To do that, malware needs to hitch a ride on the communications system and establish and maintain contact with the C2 server. A system that can detect that kind of activity could trigger on-board security systems, which would override the orders that are being directed at the vehicle remotely.
Under such circumstances, the vehicle could continue on without its occupants even being aware of what is going on. In a worst-case scenario, the vehicle could alert security personnel, who would intervene by remotely stopping the vehicle (if that kind of connected technology were available on the vehicle), or perhaps just contacting drivers and telling them to pull over, as there was a security issue that needed to be checked out.
Other incompatibilities that profiling could detect include files that appear to have been modified (compared with the original, standard-issue code in those files), excessive communication with a specific server and excessive activity in the system’s processor.
The security system would check those anomalies against a vehicle’s behavioral signature. If something doesn’t match, the system knows there’s a problem, and acts accordingly.
Connected cars are the wave of the future; in fact, they’re here already. According to one study, the connected vehicle market will be worth as much as $220 billion by 2025.

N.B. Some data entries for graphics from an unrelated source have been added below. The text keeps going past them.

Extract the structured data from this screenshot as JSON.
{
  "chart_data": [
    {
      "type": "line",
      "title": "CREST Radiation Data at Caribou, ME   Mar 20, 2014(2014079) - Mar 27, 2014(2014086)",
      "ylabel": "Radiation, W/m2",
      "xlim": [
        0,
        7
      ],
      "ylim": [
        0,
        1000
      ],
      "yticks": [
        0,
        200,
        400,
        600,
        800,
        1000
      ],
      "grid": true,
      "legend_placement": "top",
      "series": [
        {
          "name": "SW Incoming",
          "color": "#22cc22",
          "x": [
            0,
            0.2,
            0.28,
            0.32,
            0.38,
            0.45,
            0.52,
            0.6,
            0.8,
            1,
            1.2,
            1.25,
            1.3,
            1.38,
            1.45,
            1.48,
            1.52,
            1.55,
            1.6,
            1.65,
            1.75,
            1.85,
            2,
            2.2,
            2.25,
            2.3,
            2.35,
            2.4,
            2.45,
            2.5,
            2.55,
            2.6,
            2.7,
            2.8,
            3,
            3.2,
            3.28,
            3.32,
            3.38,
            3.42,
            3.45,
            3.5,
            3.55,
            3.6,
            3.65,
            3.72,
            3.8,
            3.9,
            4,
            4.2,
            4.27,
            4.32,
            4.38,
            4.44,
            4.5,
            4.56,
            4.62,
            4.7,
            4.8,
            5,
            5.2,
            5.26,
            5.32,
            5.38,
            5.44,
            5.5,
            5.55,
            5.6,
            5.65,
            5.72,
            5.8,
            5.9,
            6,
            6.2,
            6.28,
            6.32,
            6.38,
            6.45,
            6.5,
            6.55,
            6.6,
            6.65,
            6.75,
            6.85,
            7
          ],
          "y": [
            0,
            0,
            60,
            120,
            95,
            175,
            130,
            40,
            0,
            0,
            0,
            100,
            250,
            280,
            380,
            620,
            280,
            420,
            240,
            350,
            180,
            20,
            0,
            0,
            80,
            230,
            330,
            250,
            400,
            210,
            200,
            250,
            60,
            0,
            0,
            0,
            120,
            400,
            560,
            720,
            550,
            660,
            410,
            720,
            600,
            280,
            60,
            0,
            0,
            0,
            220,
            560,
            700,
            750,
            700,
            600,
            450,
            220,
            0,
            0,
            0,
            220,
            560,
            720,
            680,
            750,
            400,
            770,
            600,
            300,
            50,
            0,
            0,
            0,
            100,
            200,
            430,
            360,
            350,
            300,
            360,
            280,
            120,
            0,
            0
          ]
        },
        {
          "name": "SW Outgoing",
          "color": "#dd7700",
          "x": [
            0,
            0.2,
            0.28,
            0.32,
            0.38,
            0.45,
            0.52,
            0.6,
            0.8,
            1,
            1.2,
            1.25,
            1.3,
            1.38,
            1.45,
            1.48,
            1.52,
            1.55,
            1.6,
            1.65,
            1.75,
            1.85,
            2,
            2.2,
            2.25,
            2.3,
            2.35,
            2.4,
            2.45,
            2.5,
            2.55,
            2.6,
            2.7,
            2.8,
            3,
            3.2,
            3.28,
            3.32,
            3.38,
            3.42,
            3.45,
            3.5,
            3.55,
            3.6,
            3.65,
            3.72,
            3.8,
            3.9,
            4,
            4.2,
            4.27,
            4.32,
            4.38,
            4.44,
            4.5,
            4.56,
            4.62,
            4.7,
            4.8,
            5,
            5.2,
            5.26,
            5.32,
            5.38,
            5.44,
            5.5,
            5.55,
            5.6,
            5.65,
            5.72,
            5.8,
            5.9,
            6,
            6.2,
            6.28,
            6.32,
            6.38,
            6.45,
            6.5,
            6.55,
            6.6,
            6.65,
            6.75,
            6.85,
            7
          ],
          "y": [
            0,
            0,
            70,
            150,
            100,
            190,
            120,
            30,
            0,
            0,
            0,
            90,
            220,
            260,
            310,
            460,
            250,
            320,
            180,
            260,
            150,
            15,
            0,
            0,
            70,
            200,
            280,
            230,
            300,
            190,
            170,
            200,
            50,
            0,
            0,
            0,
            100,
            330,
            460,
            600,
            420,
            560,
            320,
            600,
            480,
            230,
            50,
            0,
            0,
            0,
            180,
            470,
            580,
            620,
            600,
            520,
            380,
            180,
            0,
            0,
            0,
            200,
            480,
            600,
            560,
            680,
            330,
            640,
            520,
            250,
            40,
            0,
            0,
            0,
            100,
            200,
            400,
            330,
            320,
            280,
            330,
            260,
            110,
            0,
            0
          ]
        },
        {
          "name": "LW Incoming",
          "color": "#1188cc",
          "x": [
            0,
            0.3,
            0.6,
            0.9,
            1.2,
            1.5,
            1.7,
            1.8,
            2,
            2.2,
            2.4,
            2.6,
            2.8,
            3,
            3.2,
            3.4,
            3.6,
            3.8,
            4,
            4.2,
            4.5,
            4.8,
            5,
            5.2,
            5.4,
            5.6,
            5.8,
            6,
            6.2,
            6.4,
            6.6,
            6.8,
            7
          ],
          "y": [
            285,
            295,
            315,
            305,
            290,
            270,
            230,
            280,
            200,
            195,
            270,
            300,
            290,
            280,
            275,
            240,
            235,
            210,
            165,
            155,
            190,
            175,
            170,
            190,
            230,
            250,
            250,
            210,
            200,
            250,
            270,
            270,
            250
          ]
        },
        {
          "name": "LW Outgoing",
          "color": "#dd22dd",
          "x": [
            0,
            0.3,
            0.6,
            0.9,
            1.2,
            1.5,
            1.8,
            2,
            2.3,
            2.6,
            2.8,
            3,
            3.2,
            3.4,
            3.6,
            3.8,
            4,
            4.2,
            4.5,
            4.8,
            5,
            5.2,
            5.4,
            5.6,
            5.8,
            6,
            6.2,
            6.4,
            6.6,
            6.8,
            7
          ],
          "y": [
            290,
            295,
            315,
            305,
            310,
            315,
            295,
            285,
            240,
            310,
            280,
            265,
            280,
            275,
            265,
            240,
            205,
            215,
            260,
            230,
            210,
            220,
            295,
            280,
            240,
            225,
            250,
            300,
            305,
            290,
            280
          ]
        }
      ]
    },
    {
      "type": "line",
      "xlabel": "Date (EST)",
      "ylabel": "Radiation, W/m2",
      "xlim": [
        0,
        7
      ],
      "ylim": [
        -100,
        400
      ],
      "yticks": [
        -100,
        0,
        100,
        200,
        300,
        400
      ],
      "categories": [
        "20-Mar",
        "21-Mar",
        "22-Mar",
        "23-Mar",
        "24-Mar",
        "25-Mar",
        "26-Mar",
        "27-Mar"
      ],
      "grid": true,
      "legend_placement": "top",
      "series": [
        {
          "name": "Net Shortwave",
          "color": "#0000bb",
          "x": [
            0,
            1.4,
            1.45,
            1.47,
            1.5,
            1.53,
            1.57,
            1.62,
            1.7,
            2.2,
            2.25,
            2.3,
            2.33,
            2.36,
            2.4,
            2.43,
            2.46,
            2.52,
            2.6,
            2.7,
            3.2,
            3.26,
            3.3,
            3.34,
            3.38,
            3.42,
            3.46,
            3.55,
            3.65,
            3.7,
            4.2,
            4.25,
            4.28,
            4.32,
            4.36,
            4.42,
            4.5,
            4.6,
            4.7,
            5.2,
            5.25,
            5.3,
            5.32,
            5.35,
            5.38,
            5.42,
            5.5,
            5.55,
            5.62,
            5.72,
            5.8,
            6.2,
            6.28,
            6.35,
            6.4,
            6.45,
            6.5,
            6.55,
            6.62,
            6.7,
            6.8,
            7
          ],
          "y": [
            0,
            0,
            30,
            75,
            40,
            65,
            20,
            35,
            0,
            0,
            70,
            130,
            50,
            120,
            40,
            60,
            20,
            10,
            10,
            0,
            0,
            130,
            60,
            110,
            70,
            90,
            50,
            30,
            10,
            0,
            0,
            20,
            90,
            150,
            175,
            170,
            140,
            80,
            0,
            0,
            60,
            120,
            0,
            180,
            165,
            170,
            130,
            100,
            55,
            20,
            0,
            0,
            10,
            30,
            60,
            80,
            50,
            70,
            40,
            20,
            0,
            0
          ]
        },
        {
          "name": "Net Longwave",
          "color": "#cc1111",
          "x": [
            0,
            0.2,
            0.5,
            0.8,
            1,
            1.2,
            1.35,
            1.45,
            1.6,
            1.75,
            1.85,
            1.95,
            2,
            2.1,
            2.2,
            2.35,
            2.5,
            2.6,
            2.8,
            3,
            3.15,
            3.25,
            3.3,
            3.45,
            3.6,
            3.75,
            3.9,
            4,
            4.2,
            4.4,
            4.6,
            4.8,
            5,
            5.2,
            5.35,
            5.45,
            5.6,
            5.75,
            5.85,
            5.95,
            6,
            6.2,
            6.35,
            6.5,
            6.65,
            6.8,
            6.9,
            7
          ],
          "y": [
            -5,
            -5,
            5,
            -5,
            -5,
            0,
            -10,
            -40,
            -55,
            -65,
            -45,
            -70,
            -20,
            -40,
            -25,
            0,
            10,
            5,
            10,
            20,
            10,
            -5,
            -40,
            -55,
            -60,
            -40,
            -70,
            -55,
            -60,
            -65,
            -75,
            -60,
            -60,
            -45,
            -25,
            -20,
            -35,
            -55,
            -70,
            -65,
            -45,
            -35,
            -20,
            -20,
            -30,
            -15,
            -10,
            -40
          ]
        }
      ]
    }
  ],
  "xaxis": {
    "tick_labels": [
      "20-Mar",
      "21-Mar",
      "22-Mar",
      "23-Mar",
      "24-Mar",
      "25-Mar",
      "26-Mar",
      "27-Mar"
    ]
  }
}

Manufacturers are loading vehicle electronic control units with connectivity that will enable drivers to take advantage of all sorts of services – and allow fleet managers, insurance companies, dealers and service operations to get real-time readings on how drivers drive, vehicle usage, efficiencies and much more.
And various entities, including insurance agencies and even law enforcement, can take advantage of that connectivity to detect security issues.
Yossi Vardi is the CEO of SafeRide Technologies Ltd.